Doris Porter, 1950’s Farm Wife
This article is first in a series on women in agriculture, whether at a farm, desk, or both. The articles are in celebration of the Department of Agriculture, Markets, & Food’s Centenary year, 2013-2014
When Doris married Clifton Porter in 1946, the couple’s dream was to own their own farm. After renting Gile Farm for about a year, the couple bought the farm, renamed it Cottage Hill Farm, and lived “in the hills behind Lebanon’s Riverside Restaurant where everything was uphill” for 35 years.
Trusting that “if I don’t know how, they won’t ask me,”Doris resolved never to learn how to use the milking machine. Instead, she chose to name and nurse the calves, care for the chicks that were often found in a cardboard box behind the coal-burning stove, and bottle feed the occasional orphaned lamb.
As she had been raised, Doris followed the growing seasons by making her farm as self sufficient as possible. In the spring, after caring for her calves, she dug the dandelion greens in the pastures, washed them, and then at her insistence, Clifton plowed the garden with the horses so as not to compact the soil.
The total size of the garden was about a quarter of an acre including the potato patch. Peas were the first to be planted, then came string beans, carrots, peppers, pole beans, sweet corn, broccoli, and cabbage. For tomato plants, before transplanting, she put little forkfuls of the farm’s manure in the base of each hole. Without access to running water and hoses, Doris carried water buckets up the farm hill each day. She cared for her plants as she did her animals.
When the wild strawberries ripened in the cow pastures, she spent hours with with her sons John and Norman sorting berries around the kitchen table. Some were best for preserves, others more suitable for freezing for winter pies and shortcakes. Come blueberry season, she pulled the milk pails down from the barn racks, packed a picnic lunch for the family and headed to the old blueberry patch at the Colby Farm in Enfield. Everyone picked until each had filled at least two buckets. Then came the blackberries around the hen house and elderberries behind the shed to be turned into jam for toast and rolls during the winter.
As the vegetables ripened, Doris canned quarts of some and froze others. “At first,” says Norman, “the family rented locker space downtown until we got large, chest-type freezers.” During the pickling season there was always something simmering or brewing and the kitchen smelled of spices and vinegar brought up from the cider barrels in the basement. Also below ground were potatoes stored in a long shallow bin in the dirt floor cellar, layers of carrots and beets in sawdust while cabbages were hung with their leaves still on.

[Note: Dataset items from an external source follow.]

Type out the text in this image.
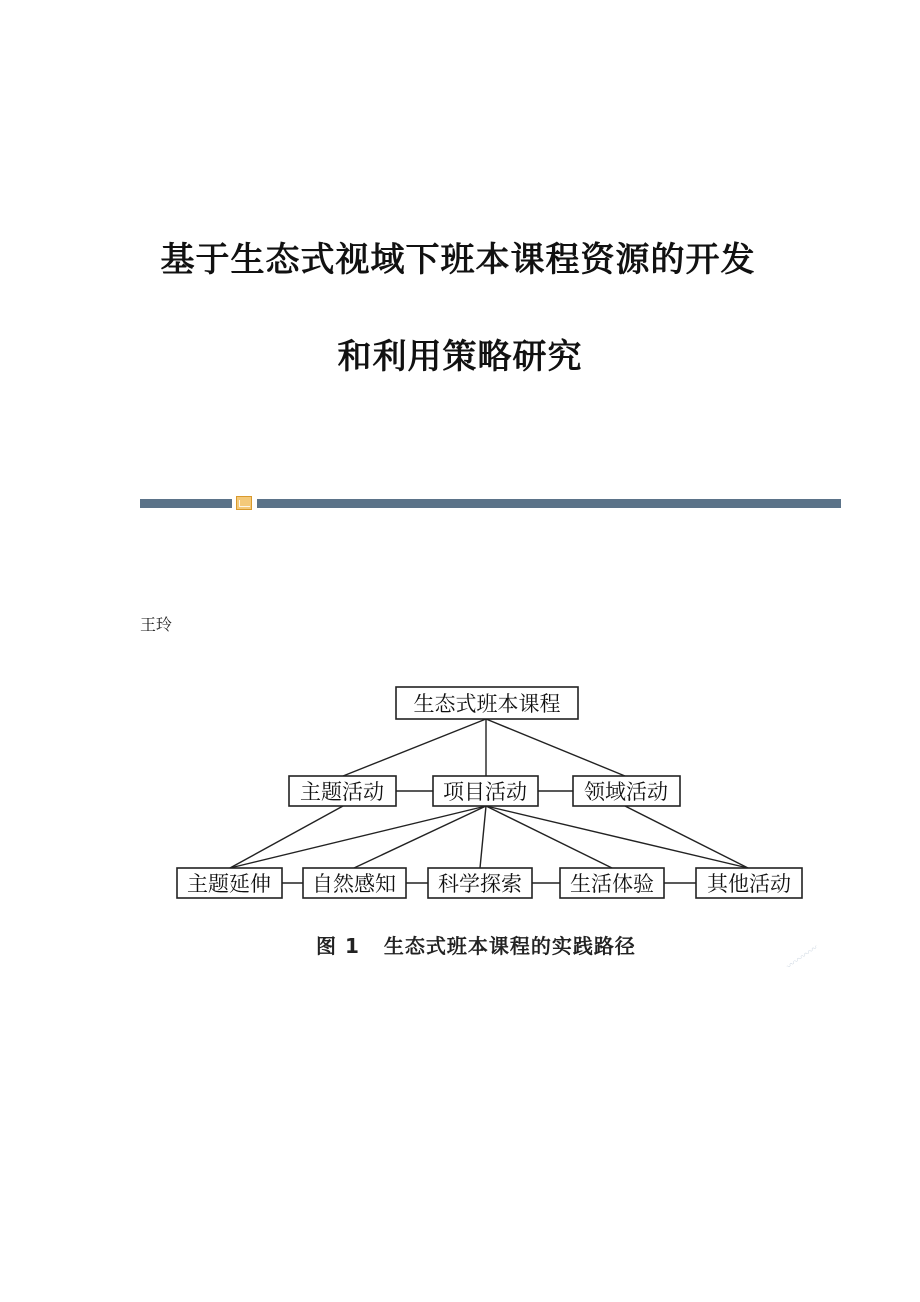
基于生态式视域下班本课程资源的开发
和利用策略研究
王玲
生态式班本课程
主题活动	项目活动	领域活动
主题延伸 自然感知 科学探索 生活体验	其他活动
图 1 生态式班本课程的实践路径	〰〰〰〰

During the summer months when the schools were closed, Doris had extra milk to use and, says son John, “She brought out her big enamel kettle from the closet and heated the left-over milk until it coagulated, then strained off the whey, and dried out the curd. There was nothing better than Mom’s warm, fresh cottage cheese with salt and pepper.” Doris’s second son Norman preferred the tapioca puddings and custards.
Doris reveled in preparing the food she had grown. The kitchen was her domain, “she was almost territorial about it,” says Norman. “There were always three meals a day served at the dining room table with everyone present, plus “lunch” at 4:30 PM just before the evening milking.” The meals were substantial, consisting of meat, potatoes, and two or three vegetables. “Her trusty gas stove with four burners, divided by a wide middle area over the oven, lasted for the 35 years that they lived in the farmhouse,” says John.
Today, what is most valuable to sons John and Norman is Doris’s diary. She recorded such things as the boys’ goings on, the weather and temperature, crops planted and when, and other key farm events. The family often referenced it to verify when a calf had been born, a piece of equipment replaced, or where a pipe was buried. In the winter it was common to see an entry that read, “It was cold, windy, and snowing, and Clifton had to put chains on the pick-up tires to take the milk to market.”
Devoted to her life on the farm, Doris believed that, “There was no place better than Hardy Hill.” After her sons left in the 1970s, she continued to grow vegetables and bake for the Meriden Grange, Lebanon Garden Club and Suburban Club and she fulfilled a dream with the publication of her book Favorite Recipes from Cottage Hill Farm, which can still be found and used in kitchens throughout the Upper Valley of New Hampshire today.